In the town, the population was spread out, with 34.1% under 18, 8.5% from 18 to 24, 21.1% from 25 to 44, 23.1% from 45 to 64, and 13.2% who were 65 years of age or older. The median age was 31 years. For every 100 females, there were 107.6 males. For every 100 females aged 18 and over, there were 101.7 males.

The median income for a household in the town was $35,938, and the median income for a family was $38,500. Males had a median income of $24,722 versus $20,000 for females. The per capita income for the town was $17,322. About 5.4% of families and 8.1% of the population were below the poverty line, including 15.0% of those under age 18 and none of those age 65 or over.

Historical population
| Census | Pop. | Note | %± |
| 1880 | 338 |  | — |
| 1890 | 253 |  | −25.1% |
| 1900 | 319 |  | 26.1% |
| 1910 | 244 |  | −23.5% |
| 1920 | 250 |  | 2.5% |
| 1930 | 239 |  | −4.4% |
| 1940 | 297 |  | 24.3% |
| 1950 | 226 |  | −23.9% |
| 1960 | 223 |  | −1.3% |
| 1970 | 200 |  | −10.3% |
| 1980 | 237 |  | 18.5% |
| 1990 | 282 |  | 19.0% |
| 2000 | 355 |  | 25.9% |
| 2010 | 381 |  | 7.3% |
| 2020 | 312 |  | −18.1% |
Source: U.S. Census Bureau

==History==
In 1862 ranchers came to Long Valley, land east of the future Zion National Park, to graze cattle along the East Fork of the Virgin River. Robert and Isabella Berry named the area "Berryville". In 1866 after local indigenous tribes killed the Berrys, the other settlers left.

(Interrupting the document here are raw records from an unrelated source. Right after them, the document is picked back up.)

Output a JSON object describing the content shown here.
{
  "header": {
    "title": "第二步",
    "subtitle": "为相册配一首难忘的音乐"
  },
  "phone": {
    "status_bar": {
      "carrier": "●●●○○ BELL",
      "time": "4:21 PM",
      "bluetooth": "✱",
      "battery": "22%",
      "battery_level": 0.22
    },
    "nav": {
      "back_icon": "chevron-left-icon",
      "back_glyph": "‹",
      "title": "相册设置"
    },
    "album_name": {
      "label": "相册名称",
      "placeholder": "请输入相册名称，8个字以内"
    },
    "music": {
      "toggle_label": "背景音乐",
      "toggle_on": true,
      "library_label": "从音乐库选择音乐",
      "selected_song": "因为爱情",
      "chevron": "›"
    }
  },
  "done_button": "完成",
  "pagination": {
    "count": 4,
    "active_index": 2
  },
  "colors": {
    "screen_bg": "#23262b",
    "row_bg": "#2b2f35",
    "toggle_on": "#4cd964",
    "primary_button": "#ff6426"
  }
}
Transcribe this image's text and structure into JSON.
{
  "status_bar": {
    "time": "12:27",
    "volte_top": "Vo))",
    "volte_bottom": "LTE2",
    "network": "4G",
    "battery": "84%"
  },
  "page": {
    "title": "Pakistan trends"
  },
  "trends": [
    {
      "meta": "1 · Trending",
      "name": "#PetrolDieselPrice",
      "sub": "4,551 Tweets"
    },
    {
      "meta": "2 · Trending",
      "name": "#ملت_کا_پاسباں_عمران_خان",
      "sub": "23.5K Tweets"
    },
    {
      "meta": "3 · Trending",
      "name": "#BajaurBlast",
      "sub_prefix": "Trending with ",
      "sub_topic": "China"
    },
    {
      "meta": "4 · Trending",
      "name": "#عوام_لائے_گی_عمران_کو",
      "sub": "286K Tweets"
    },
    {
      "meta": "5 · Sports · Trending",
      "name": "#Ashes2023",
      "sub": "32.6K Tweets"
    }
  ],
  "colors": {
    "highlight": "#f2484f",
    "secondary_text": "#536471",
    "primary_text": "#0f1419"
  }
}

In 1871 Mormons from the Muddy River settlement in Nevada came to settle, naming their town "Glendale". The people of St. Thomas, Nevada, relocated en masse to Glendale that year, preserving their old ward organization in the new location. By the late 1800s, the Mormon communities in the area had grown in the nearby towns of Orderville and Mt Carmel Junction, and Glendale became part of the United Order, a program of economic and moral reform that began in 1874 under Brigham Young.

On March 29, 1935, Glendale became an incorporated town. The towns of Mount Carmel, Orderville, and Glendale are known as Long Valley.